Abbiamo contattato in esclusiva Bruno Pace, che a Bologna è stato dal 1961 al 1972, con una parentesi al Padova, ed è tornato sulla panchina dei felsinei nel 1984/85. Ci ha parlato della gara di Milano e molto altro.
Il bel pareggio di San Siro sembra aver riportato un po' di morale, lei cosa ne pensa? "Si sicuramente è tornato un po' di morale, anche perché è un buon pareggio. Ora come ora il Bologna sarebbe salvo, anche perché le altre dietro non corrono. Il Catania sembra ormai partito, e io faccio il tifo per il Bologna ovviamente".
Può essere stata la svolta? "La svolta no, visto che mancano ancora cinque partite. In ogni caso ho visto una buona squadra contro un'Inter sempre indecifrabile, e Acquafresca ha avuto anche la chance per il 2-3. Domenica sarà dura contro un Parma in corsa per l'Europa".
Il Bologna ha messo alle corde Inter e Milan, sia all'andata che al ritorno, mentre con le rivali dirette fa fatica, come mai secondo lei? "Con il Milan o l'Inter che attaccano di più, il Bologna può sfruttare il contropiede perché questo il Bologna lo sa fare abbastanza bene. In casa invece, con le dirette rivali, dovendo impostare il gioco, non sempre riesce. Gioca meglio di rimessa, come molte squadre, perché non ha un gioco forte da poter imporre alle altre squadre".
Un altro protagonista della gara di San Siro è senza dubbio Curci. Cosa pensa di lui? "Curci è un buon portiere, molto acrobatico, ma anche il portiere ha bisogno di essere protetto. A tal proposito a Milano mi sono piaciuti anche i centrali, Natali soprattutto. Il portiere in questi casi si sente più tranquillo se i difensori fanno una buona gara".
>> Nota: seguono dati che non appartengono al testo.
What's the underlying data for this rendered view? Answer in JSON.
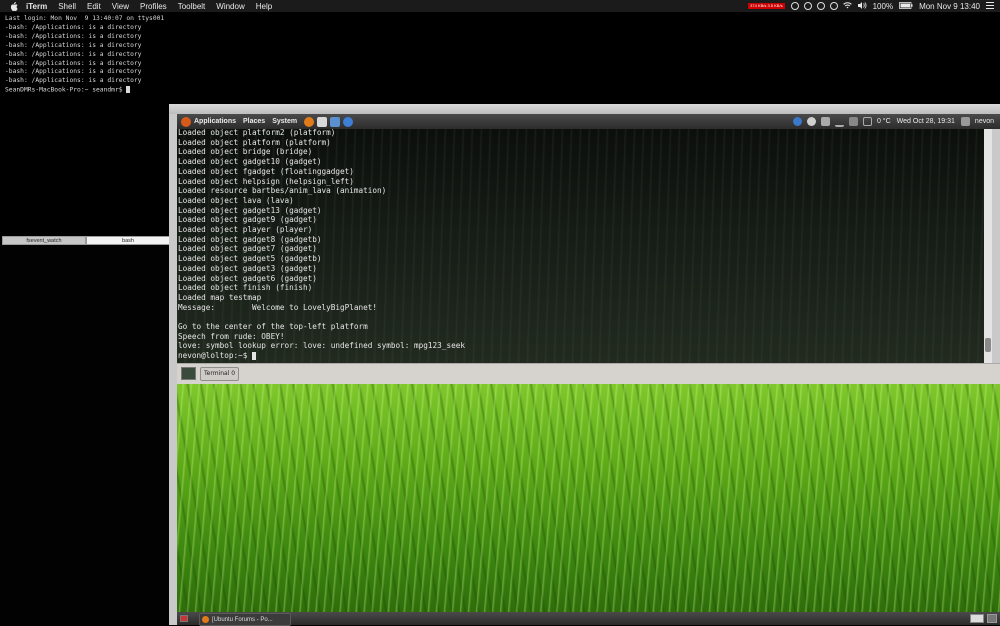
{
  "menubar": {
    "apple_icon": "apple-icon",
    "items": [
      "iTerm",
      "Shell",
      "Edit",
      "View",
      "Profiles",
      "Toolbelt",
      "Window",
      "Help"
    ],
    "right": {
      "net_gauge": "374 KB/s 3.5 KB/s",
      "battery": "100%",
      "datetime": "Mon Nov 9  13:40"
    }
  },
  "iterm": {
    "lines": [
      "Last login: Mon Nov  9 13:40:07 on ttys001",
      "-bash: /Applications: is a directory",
      "-bash: /Applications: is a directory",
      "-bash: /Applications: is a directory",
      "-bash: /Applications: is a directory",
      "-bash: /Applications: is a directory",
      "-bash: /Applications: is a directory",
      "-bash: /Applications: is a directory"
    ],
    "prompt": "SeanDMRs-MacBook-Pro:~ seandmr$ ",
    "tabs": [
      "fsevent_watch",
      "bash"
    ]
  },
  "gnome_panel": {
    "menus": [
      "Applications",
      "Places",
      "System"
    ],
    "temperature": "0 °C",
    "datetime": "Wed Oct 28, 19:31",
    "user": "nevon"
  },
  "guest_terminal": {
    "lines": [
      "Loaded object platform2 (platform)",
      "Loaded object platform (platform)",
      "Loaded object bridge (bridge)",
      "Loaded object gadget10 (gadget)",
      "Loaded object fgadget (floatinggadget)",
      "Loaded object helpsign (helpsign_left)",
      "Loaded resource bartbes/anim_lava (animation)",
      "Loaded object lava (lava)",
      "Loaded object gadget13 (gadget)",
      "Loaded object gadget9 (gadget)",
      "Loaded object player (player)",
      "Loaded object gadget8 (gadgetb)",
      "Loaded object gadget7 (gadget)",
      "Loaded object gadget5 (gadgetb)",
      "Loaded object gadget3 (gadget)",
      "Loaded object gadget6 (gadget)",
      "Loaded object finish (finish)",
      "Loaded map testmap",
      "Message:        Welcome to LovelyBigPlanet!",
      "",
      "Go to the center of the top-left platform",
      "Speech from rude: OBEY!",
      "love: symbol lookup error: love: undefined symbol: mpg123_seek"
    ],
    "prompt": "nevon@loltop:~$ "
  },
  "guest_tabbar": {
    "tab_label": "Terminal 0"
  },
  "guest_taskbar": {
    "task_label": "[Ubuntu Forums - Po..."
  }
}
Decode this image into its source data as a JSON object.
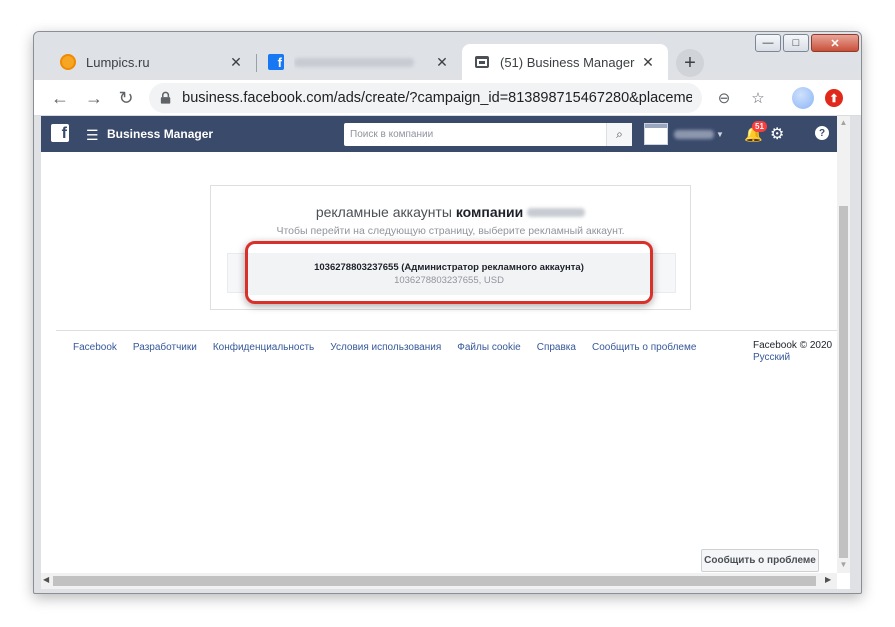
{
  "window": {
    "controls": {
      "minimize": "—",
      "maximize": "□",
      "close": "✕"
    }
  },
  "tabs": [
    {
      "label": "Lumpics.ru",
      "icon": "lumpics-orange-icon",
      "close": "✕"
    },
    {
      "label": "",
      "icon": "facebook-icon",
      "close": "✕"
    },
    {
      "label": "(51) Business Manager",
      "icon": "business-manager-icon",
      "close": "✕"
    }
  ],
  "new_tab": "+",
  "toolbar": {
    "back": "←",
    "forward": "→",
    "reload": "↻",
    "url": "business.facebook.com/ads/create/?campaign_id=813898715467280&placement=...",
    "zoom": "⊖",
    "star": "☆",
    "extension": "⬆"
  },
  "fb_header": {
    "logo": "f",
    "menu": "☰",
    "title": "Business Manager",
    "search_placeholder": "Поиск в компании",
    "search_icon": "⌕",
    "notifications_count": "51",
    "bell": "🔔",
    "gear": "⚙",
    "help": "?"
  },
  "card": {
    "title_prefix": "рекламные аккаунты",
    "title_bold": "компании",
    "subtitle": "Чтобы перейти на следующую страницу, выберите рекламный аккаунт.",
    "account_name": "1036278803237655 (Администратор рекламного аккаунта)",
    "account_id": "1036278803237655, USD"
  },
  "footer": {
    "links": [
      "Facebook",
      "Разработчики",
      "Конфиденциальность",
      "Условия использования",
      "Файлы cookie",
      "Справка",
      "Сообщить о проблеме"
    ],
    "copyright": "Facebook © 2020",
    "language": "Русский"
  },
  "report_button": "Сообщить о проблеме"
}
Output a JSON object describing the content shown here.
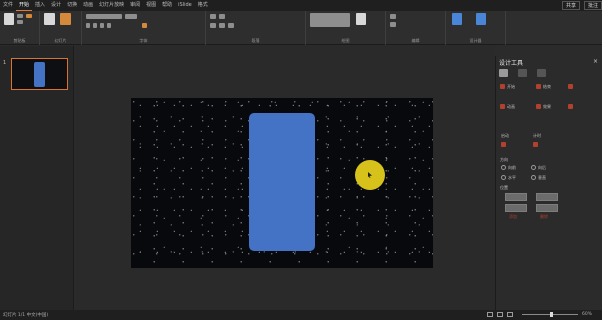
{
  "tabbar": {
    "tabs": [
      "文件",
      "开始",
      "插入",
      "设计",
      "切换",
      "动画",
      "幻灯片放映",
      "审阅",
      "视图",
      "帮助",
      "iSlide",
      "格式"
    ],
    "active_index": 1,
    "share_label": "共享",
    "comments_label": "批注"
  },
  "ribbon": {
    "groups": [
      "剪贴板",
      "幻灯片",
      "字体",
      "段落",
      "绘图",
      "编辑",
      "设计器"
    ]
  },
  "thumbs": {
    "slide_number": "1"
  },
  "format_panel": {
    "title": "设计工具",
    "close": "×",
    "options": [
      "开始",
      "结束",
      "动画",
      "效果",
      "启动",
      "计时"
    ],
    "section_label": "方向",
    "radios": [
      "向前",
      "向后",
      "水平",
      "垂直"
    ],
    "position_label": "位置",
    "link_labels": [
      "添加",
      "删除"
    ]
  },
  "statusbar": {
    "left_text": "幻灯片 1/1  中文(中国)",
    "zoom": "60%"
  },
  "colors": {
    "shape_fill": "#4472c4",
    "cursor_highlight": "#d6c21a",
    "selection_border": "#d9742e"
  }
}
Visto che lei ha allenato il Bologna, qual è il giocatore più forte che ha allenato? "In teoria ne avrei uno, ma in teoria perché era un matto. Sto parlando di Marocchino, che è sicuramente il giocatore più forte che ho avuto potenzialmente, poi puntualmente sentiva troppo la partita, era un tipo molto emozionabile, però in riferimento alle pure qualità atletiche e tecniche era straordinario. Un giocatore di altissima serie A, ha provato anche con la Juventus. Caratterialmente, però, era un giocatore da quarta serie, senza offendere la categoria. Era un malato immaginario, temeva sempre di essere infartuato, ma era un ragazzo d'oro con un talento straordinario. Poi direi anche Frutti, nonostante fosse un giocatore mediocre, fu quello che realizzò più goal. Su di lui ci si poteva sempre contare, anche perché dava tutto quello che poteva dare, e aveva anche un grande fiuto del gol".
Si rivede in qualche giocatore in Serie A? "Io ero una bella copia di Schelotto, ma tatticamente ero più completo perché poi giocavo di punta e saltavo l'uomo regolarmente. Ero negato in area di rigore ma facevo moltissimi cross, sia da destra che da sinistra, dando una grandissima mano ai centravanti, come Pascutti e Savoldi. Quest'ultimo più di una volta ha detto che ero il suo partner d'attacco ideale per i cross che mettevo".
Qual è un goal che si ricorda particolarmente? "Feci un goal che fu anche contestato. Su un tiro di Guarneri, la palla andò sulla punta della mia scarpa, si alzò di venti centimetri, mettendo fuori casa Cudicini, allora portiere del Milan. Ho segnato poco, ma giocavo soprattutto in funzione della squadra, ero generoso e raddoppiavo sempre, dando una mano a tutti. Ero un po' disordinato nella fase finale, anche perché arrivavo stanco, visto che correvo parecchio. Ho lasciato buoni ricordi, e se dovessi darmi una pagella mi darei un 6,5 o 7-".
Qualche ricordo legato alla città? "A Bologna sono stato dodici anni, è una città impagabile. Sono stato lì dal 1961 al 1972, con l'intervallo di un anno a Padova, e sono stati anni bellissimi in una città apertissima. Noi giovani eravamo invitati a mangiare le lasagne da famiglie normali, era tutta una famiglia allargata, una festa in generale. In più avevamo anche la squadra composta da campioni".